South Africans learn new farming techniques, enjoy life in ND

This year, five Lankin, N.D.-area farms are hosting a total of a dozen young international farm workers, including 10 from South Africa, one from Brazil and from the Eastern European country of Moldova.

By: Kevin Bonham, Forum News Service

LANKIN, N.D. — Cameron Bina was still in college in 1992 when his father, Dennis, hired a farm worker who traveled from France to help plant and harvest their crops.

A year later, when Cameron started farming, the Binas turned what had been something of a novelty into an annual family tradition that has spread throughout the community.

This year, five Lankin, N.D.-area farms are hosting a total of a dozen young international farm workers, including 10 from South Africa, one from Brazil and from the Eastern European country of Moldova.

“It’s been good,” Cameron Bina says. “They’re good workers. We’ve had success with the program.”

Bina is participating in MAST International, a University of Minnesota international exchange program that combines a practical, hands-on learning experience in agriculture with classroom experience. Started in 1949, MAST, which originally was called the Minnesota Agricultural Student Trainee program, has served more than 6,000 young people from more than 80 countries.

For Bina, MAST and other international internship programs have provided much more than good workers.

He met his future wife, Estelle, on Easter Sunday in 2010, when she arrived from South Africa to work on the Bina farm.

“I drove tractors. I watched the kids,” she says. “I never left. Winter’s a little cold, but it’s good here.”

She and Cameron were married in 2012. Together, they have a 15-month-old daughter, Ashley. Bina also has two other children, Lilly and Britton.

Farm hands

This year, the Binas are hosting two South African workers, Andre’ du Preez and Dylan Nobbs, both 19.

At home in South Africa, they both work on the du Preez family farm, which includes about 4,000 acres of cropland, growing corn, wheat, potatoes, soybeans, pinto and garbanzo beans. The du Preez family also raises cattle and sheep and operates a 15,000-acre game farm and family resort — with impala, kudu, eland and buffalo — hosting tours and hunts.

“I’ve been there for five years,” Nobbs says of the du Preez farm. “It’s almost like they adopted me.”

Workers at the du Preez farm also deal with plenty of farm pests, including venomous species of snakes, such as rattlesnakes, black mambas and cobras.

While the young African workers are quite familiar with crops in the Red River Valley, they’re gaining experience they can’t find at home.

“We’ve learned a lot about new methods of farming, how to make farming easier,” Nobbs says.

“This spring was the first time I used an air seeder,” du Preez says. “It was an adventure. I was nervous at first, to get the rows straight. Farming’s an adventure here.”

In South Africa, farming is much more labor intensive, with large commercial farms employing scores or even hundreds of wage earners.

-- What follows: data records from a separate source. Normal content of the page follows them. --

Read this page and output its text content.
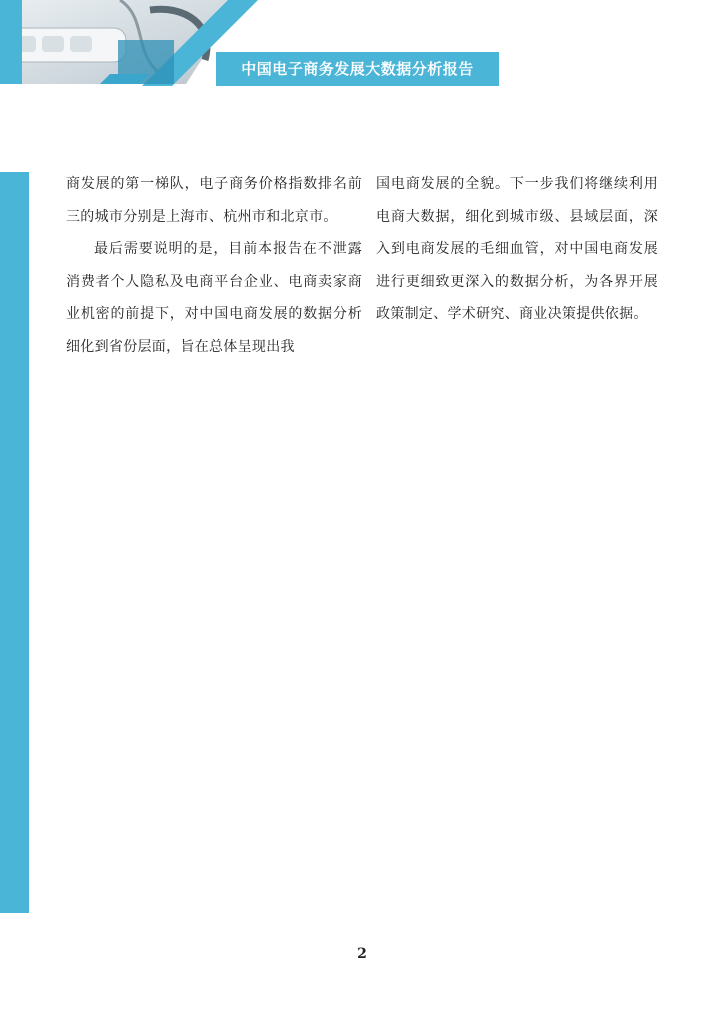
中国电子商务发展大数据分析报告

商发展的第一梯队，电子商务价格指数排名前三的城市分别是上海市、杭州市和北京市。

最后需要说明的是，目前本报告在不泄露消费者个人隐私及电商平台企业、电商卖家商业机密的前提下，对中国电商发展的数据分析细化到省份层面，旨在总体呈现出我

国电商发展的全貌。下一步我们将继续利用电商大数据，细化到城市级、县域层面，深入到电商发展的毛细血管，对中国电商发展进行更细致更深入的数据分析，为各界开展政策制定、学术研究、商业决策提供依据。

2
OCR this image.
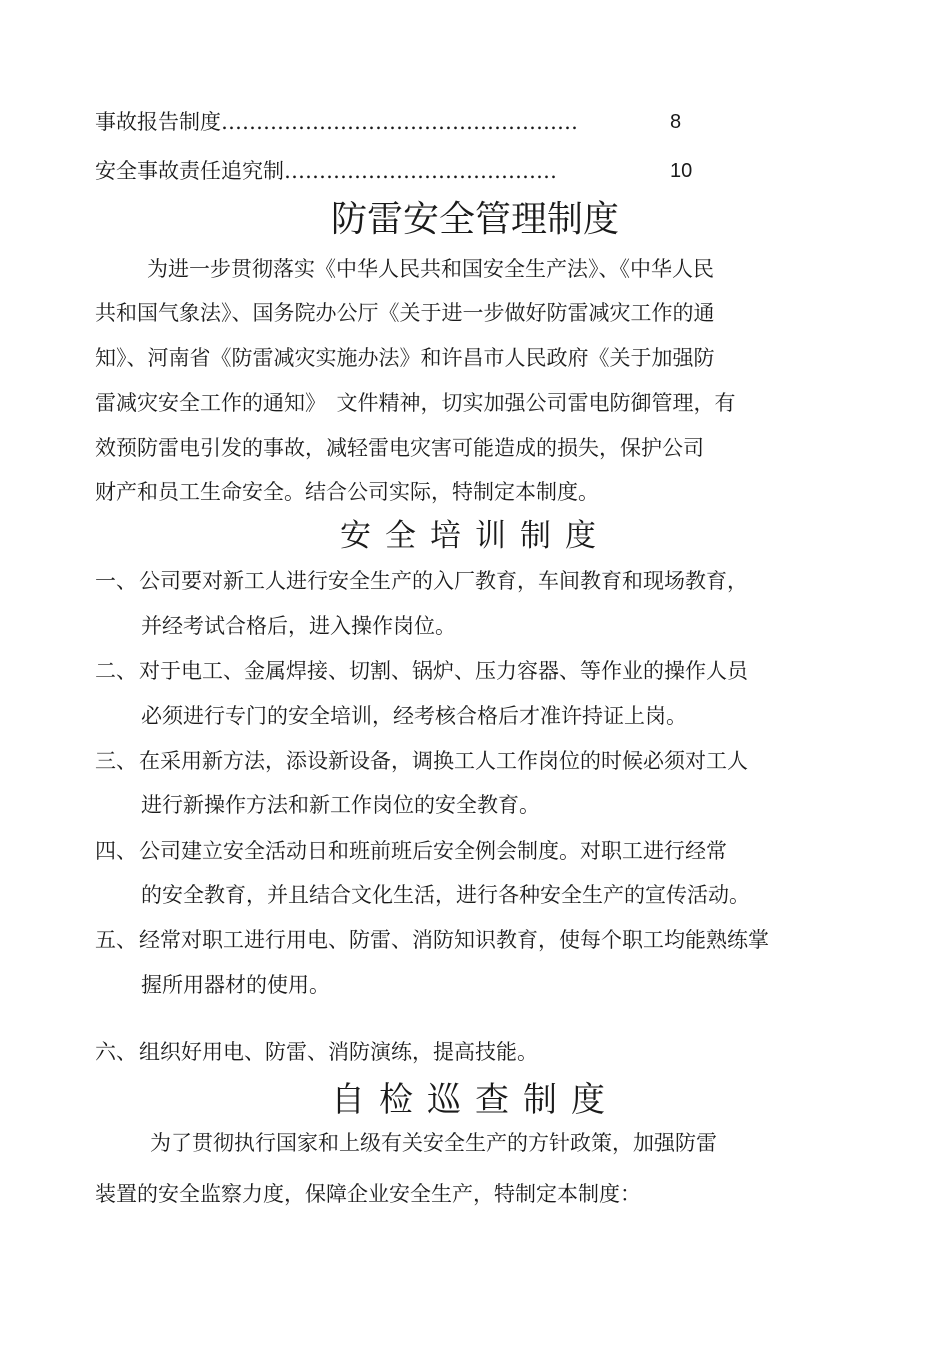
事故报告制度……………………………………………	8
安全事故责任追究制…………………………………	10
防雷安全管理制度
为进一步贯彻落实《中华人民共和国安全生产法》、《中华人民
共和国气象法》、国务院办公厅《关于进一步做好防雷减灾工作的通
知》、河南省《防雷减灾实施办法》和许昌市人民政府《关于加强防
雷减灾安全工作的通知》　文件精神，切实加强公司雷电防御管理，有
效预防雷电引发的事故，减轻雷电灾害可能造成的损失，保护公司
财产和员工生命安全。结合公司实际，特制定本制度。
安全培训制度
一、公司要对新工人进行安全生产的入厂教育，车间教育和现场教育，
并经考试合格后，进入操作岗位。
二、对于电工、金属焊接、切割、锅炉、压力容器、等作业的操作人员
必须进行专门的安全培训，经考核合格后才准许持证上岗。
三、在采用新方法，添设新设备，调换工人工作岗位的时候必须对工人
进行新操作方法和新工作岗位的安全教育。
四、公司建立安全活动日和班前班后安全例会制度。对职工进行经常
的安全教育，并且结合文化生活，进行各种安全生产的宣传活动。
五、经常对职工进行用电、防雷、消防知识教育，使每个职工均能熟练掌
握所用器材的使用。
六、组织好用电、防雷、消防演练，提高技能。
自检巡查制度
为了贯彻执行国家和上级有关安全生产的方针政策，加强防雷
装置的安全监察力度，保障企业安全生产，特制定本制度：
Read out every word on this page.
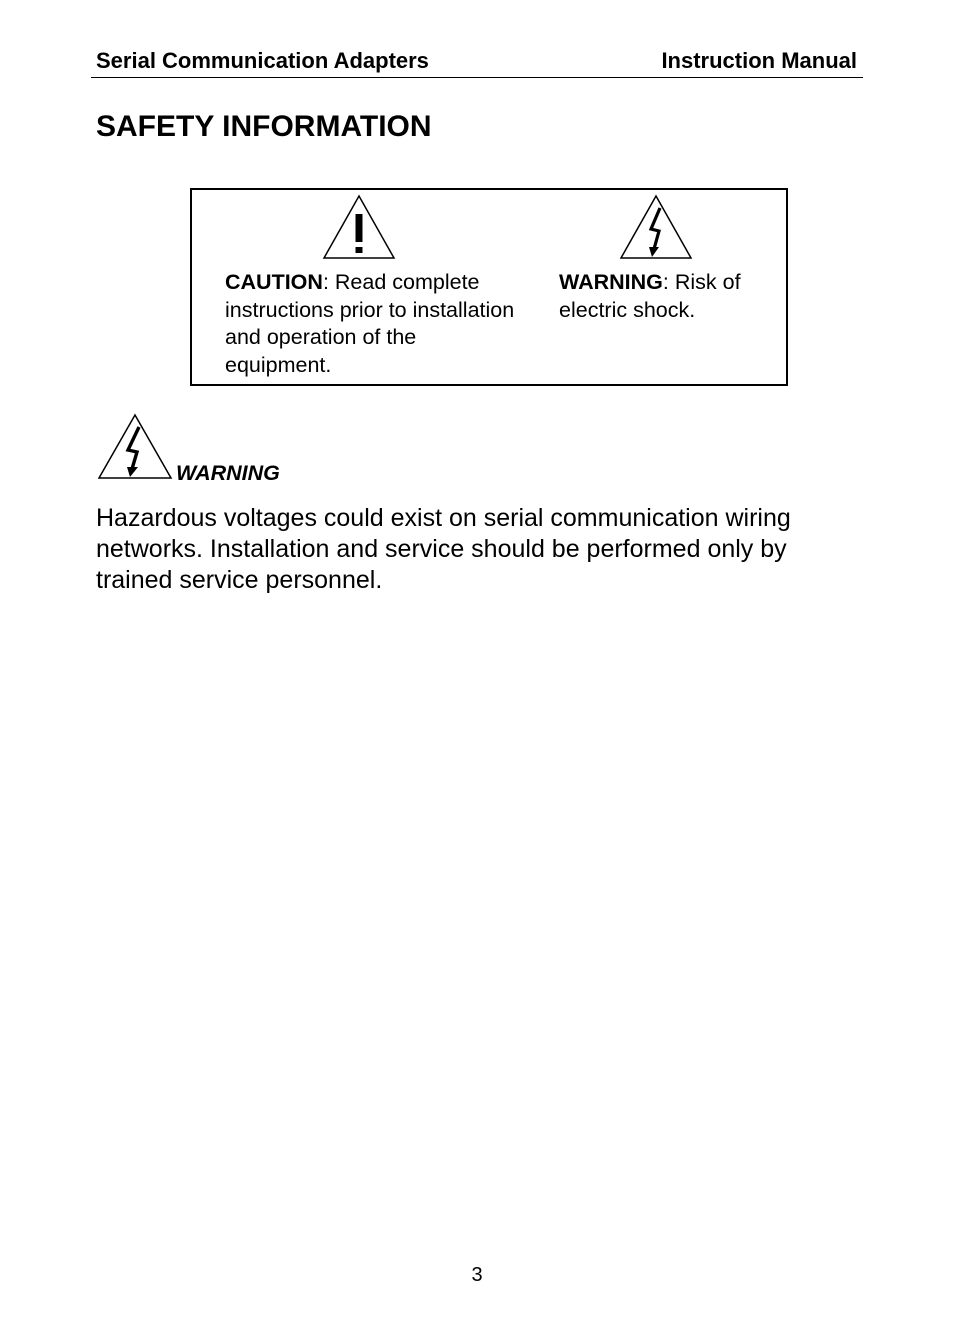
Serial Communication Adapters	Instruction Manual
SAFETY INFORMATION
CAUTION: Read complete instructions prior to installation and operation of the equipment.
WARNING: Risk of electric shock.
WARNING

Hazardous voltages could exist on serial communication wiring networks. Installation and service should be performed only by trained service personnel.

3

“About 90 percent of the people working on the farms have no education. They’re earning wages,” says Johan Bieterse, another young farm worker from South Africa. He adds that many farm laborers do further their education and move on to other pursuits.

More seasons

Most of the young South African workers in Walsh County now know others who have been here before. Many of them come back year after year.

Gerhard LaGrange, who works on another Lankin-area farm, has been here for 13 years.

“I live here now, for the most part,” he says.

Lankin is a town of about 100 in Walsh County, located about 65 miles northwest of Grand Forks.

“There’s a lot more opportunity here,” says Bieterse, 26, who is in his sixth year here. “The money’s good, the work is good, and the people are nice.”

In northern South Africa, where they live, their monthly wages total about 3,000 to 3,500 South African rand, or about $350 in U.S. currency, du Preez says.

In the U.S., if they work seven-day weeks during the busiest months, they can earn as much as 17 times that amount, according to Bina, who also provides lodging and some meals for the international workers.

“That’s why we enjoy it so much,” Nobbs says. “I hope I can come back next year.”